Selam Selin'in Askerleriii^^
Spoiler vermek gibi olmasın ama çok heyecanlı bir bölümm :))
İyi okumalar dilerim <3
___
"teşekkürler, iyi günler" Doruk kuryenin elindeki pizzaları Can ile beraber içeriye taşırken ben Kerem ile pubg oynuyordum.
"öldür Seloş!"
"lan dur mermi bitti!"
"öldürdüm!"
"işte bu bee!" biz birbirimize Çakarken onlar masayı hazırlıyordu.
"çorba parası çıktı desene" gülümseyip masaya geçtim.
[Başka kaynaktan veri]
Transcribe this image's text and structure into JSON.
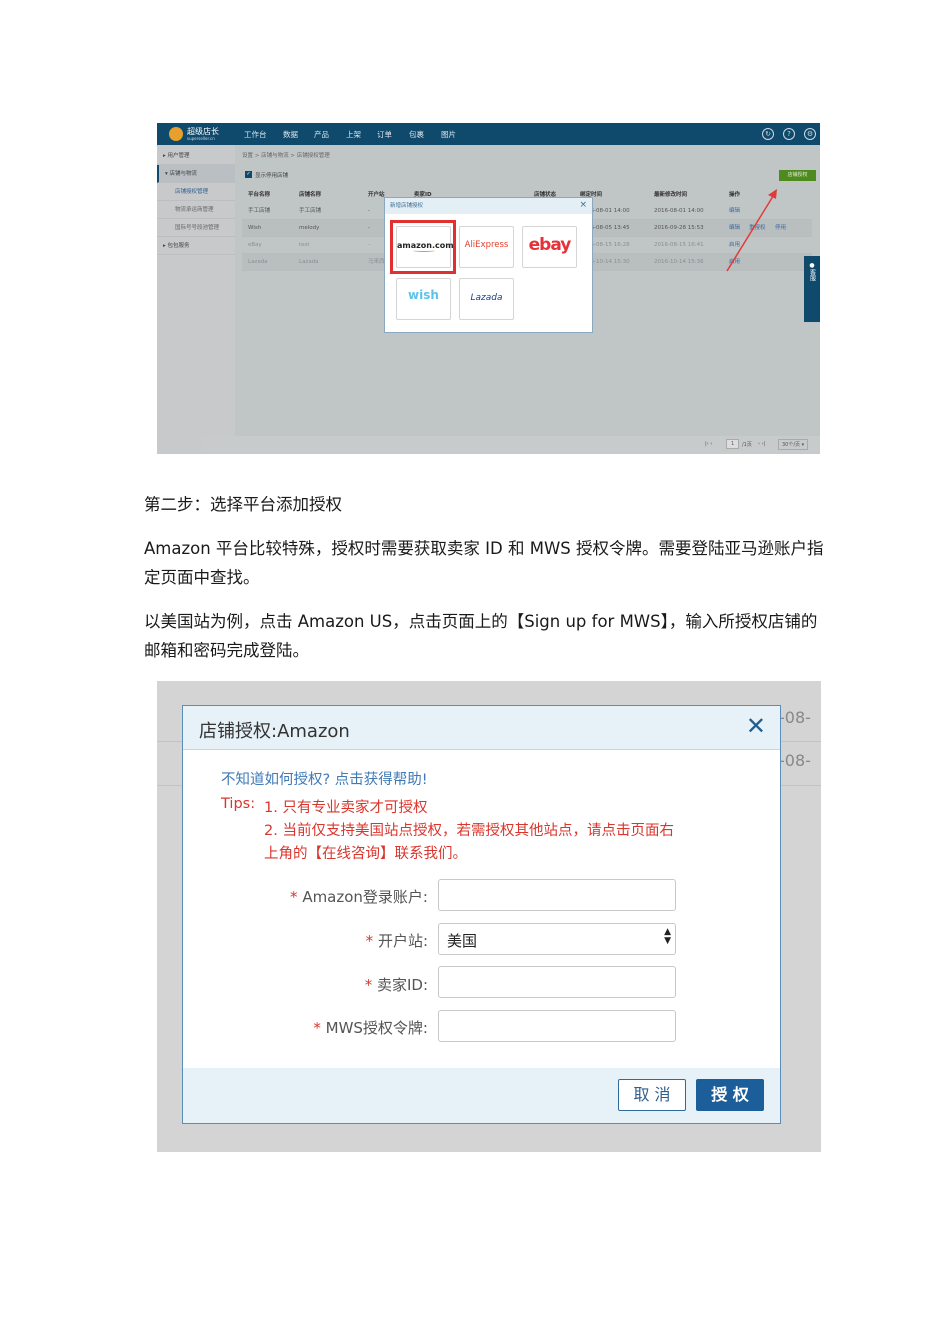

Kerem de arkamdan geldi. Hepimiz masalara yerleştiğimiz sırada pizzaları yemeye başladık. Hem yiyip hem sohbet ediyorduk.
"cidden yemek istemiyorum" başımı Furkan'a çevirdim hızla. Doruk'un verdiği pizzayı ittiriyordu. Kaşlarım çatılı onları izlemeye başladım
"yok öyle birşey"
"Ben sana demiştim zaten bana isteme diye"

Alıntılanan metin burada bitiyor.